GoogleがWritelyの買収に続いて、表計算アプリをウェブ・サービスとして提供する予定があることが話題になっている。当然といえば当然の流れである。
少し前に、私のもう一つのブログで、「StartOffice/OpenOfficeがMicrosoftに勝てない理由」というエントリーを書いたが、OpenOfficeの戦略とGoogleの戦略の根本的な違いは、Microsoftの後を追いかけるのか、Microsoftがどうしても行けない事情のあるほうに突っ走るのか、の違いである。
その意味で言えば、OpenOfficeにしろLindowsにしろ、Microsoftの提供しているOfficeとWindowsを安く提供する、という利点だけが目立ち、結局の所「安かろう悪かろう」という評価を下されてしまう。
それに対して、Googleは、Microsoftが作りたくても作れない、「サービスとしてのOfficeアプリケーション」ビジネスに乗り出しているところが強い。特にウェブ・サービスAPIを公開して、Mash-upが出来るようにする辺りで、あっという間にMicrosoft Officeより付加価値の高いものが作れるようになってしまう。

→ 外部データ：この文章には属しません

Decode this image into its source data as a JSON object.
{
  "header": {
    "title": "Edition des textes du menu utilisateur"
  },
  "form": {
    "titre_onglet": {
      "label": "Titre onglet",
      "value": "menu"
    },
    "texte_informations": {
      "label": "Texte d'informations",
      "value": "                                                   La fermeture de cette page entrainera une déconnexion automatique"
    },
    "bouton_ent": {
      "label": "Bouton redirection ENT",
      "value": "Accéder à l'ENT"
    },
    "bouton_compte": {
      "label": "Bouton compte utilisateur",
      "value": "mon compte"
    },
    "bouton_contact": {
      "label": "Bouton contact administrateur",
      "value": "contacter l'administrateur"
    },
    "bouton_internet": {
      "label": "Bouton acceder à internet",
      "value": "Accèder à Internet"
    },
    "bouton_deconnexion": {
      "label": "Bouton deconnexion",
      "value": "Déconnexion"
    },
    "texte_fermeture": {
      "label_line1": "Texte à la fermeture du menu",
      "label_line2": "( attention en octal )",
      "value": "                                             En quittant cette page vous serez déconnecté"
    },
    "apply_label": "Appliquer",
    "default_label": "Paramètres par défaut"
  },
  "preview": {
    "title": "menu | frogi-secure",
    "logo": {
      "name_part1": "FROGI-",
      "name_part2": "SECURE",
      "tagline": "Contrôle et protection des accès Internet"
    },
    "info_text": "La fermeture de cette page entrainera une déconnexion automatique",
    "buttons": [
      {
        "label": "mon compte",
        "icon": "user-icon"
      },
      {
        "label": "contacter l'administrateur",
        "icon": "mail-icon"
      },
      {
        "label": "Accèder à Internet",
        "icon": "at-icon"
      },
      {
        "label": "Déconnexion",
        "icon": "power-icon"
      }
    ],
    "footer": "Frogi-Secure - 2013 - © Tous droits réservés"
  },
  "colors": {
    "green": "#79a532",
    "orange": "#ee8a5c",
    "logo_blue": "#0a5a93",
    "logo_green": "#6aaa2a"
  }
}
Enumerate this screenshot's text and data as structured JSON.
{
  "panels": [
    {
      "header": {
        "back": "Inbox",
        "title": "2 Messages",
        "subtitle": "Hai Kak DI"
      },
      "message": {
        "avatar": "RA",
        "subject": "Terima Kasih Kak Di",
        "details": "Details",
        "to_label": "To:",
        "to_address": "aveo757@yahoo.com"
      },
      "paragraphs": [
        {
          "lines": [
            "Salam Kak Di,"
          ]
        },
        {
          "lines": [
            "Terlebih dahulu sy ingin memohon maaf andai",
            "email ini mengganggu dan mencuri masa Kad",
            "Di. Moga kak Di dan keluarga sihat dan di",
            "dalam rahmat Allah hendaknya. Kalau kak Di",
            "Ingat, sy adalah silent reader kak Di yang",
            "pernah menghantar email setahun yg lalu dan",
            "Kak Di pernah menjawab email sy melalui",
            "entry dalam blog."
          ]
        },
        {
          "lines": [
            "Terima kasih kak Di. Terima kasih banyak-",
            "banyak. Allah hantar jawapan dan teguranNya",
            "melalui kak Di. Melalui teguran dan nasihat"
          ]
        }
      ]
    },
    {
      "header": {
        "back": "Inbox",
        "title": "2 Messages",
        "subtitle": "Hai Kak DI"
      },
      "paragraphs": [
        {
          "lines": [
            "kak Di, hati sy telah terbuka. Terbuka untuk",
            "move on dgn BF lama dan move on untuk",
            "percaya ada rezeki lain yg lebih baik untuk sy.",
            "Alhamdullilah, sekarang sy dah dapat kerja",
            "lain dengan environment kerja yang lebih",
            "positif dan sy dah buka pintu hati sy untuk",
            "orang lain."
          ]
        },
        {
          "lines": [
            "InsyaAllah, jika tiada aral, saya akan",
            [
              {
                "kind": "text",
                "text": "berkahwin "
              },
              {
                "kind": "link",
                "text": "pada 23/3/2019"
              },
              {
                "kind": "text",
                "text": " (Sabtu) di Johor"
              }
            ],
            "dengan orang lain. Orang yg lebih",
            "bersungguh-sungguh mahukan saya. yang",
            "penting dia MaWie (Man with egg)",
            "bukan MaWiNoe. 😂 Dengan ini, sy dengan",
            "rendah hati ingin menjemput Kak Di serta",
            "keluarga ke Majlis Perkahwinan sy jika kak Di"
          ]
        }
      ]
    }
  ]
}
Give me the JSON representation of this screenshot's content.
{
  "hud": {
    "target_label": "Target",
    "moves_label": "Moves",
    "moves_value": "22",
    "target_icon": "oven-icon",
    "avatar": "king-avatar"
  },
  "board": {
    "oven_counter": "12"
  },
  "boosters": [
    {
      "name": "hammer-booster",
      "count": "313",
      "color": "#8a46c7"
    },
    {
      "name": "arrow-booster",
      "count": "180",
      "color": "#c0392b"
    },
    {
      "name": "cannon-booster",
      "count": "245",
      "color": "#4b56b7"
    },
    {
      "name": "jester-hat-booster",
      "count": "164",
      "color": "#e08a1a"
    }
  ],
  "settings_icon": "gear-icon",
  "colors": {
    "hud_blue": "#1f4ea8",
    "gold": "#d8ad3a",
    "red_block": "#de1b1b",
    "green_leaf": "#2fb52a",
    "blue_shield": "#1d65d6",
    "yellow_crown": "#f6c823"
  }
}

例えばこの表計算ウェブ・サービスだが、Excelに備わっているような基本的な表計算機能だけを追い求めてもExcelには勝てない。しかし、ウェブ上にあるリアルタイム・データ(例えば株価情報だとか、商品の実売価格だとか、電車の運賃だとか)を簡単に利用すれば、簡単に「自分の持っている株の時価」だとか、「日本一周に必要な電車賃の現在価格」などを計算することが出来るようになる(ちなみに、Googleの表計算サービスはまだ公開されていないので、これはあくまで「私がGoogleにいたとしたらこう作る」という話でしかないが、十中八九あたっているだろう)。
Googleのこういった動きを見ていると、Microsoft内でNetdocsというウェブ・ベースのOfficeアプリケーションを作るはずだったプロジェクトを立ち上げながらサービスのリリースまで持って行くことができなかった私としては悔しくてしかたがないのだが、今になって考えてみれば、そもそも「イノベーションのジレンマ」を思いっきり抱えたMicrosoft内でプロジェクトを立ち上げようとしたことが間違いだったのだからしかたがない。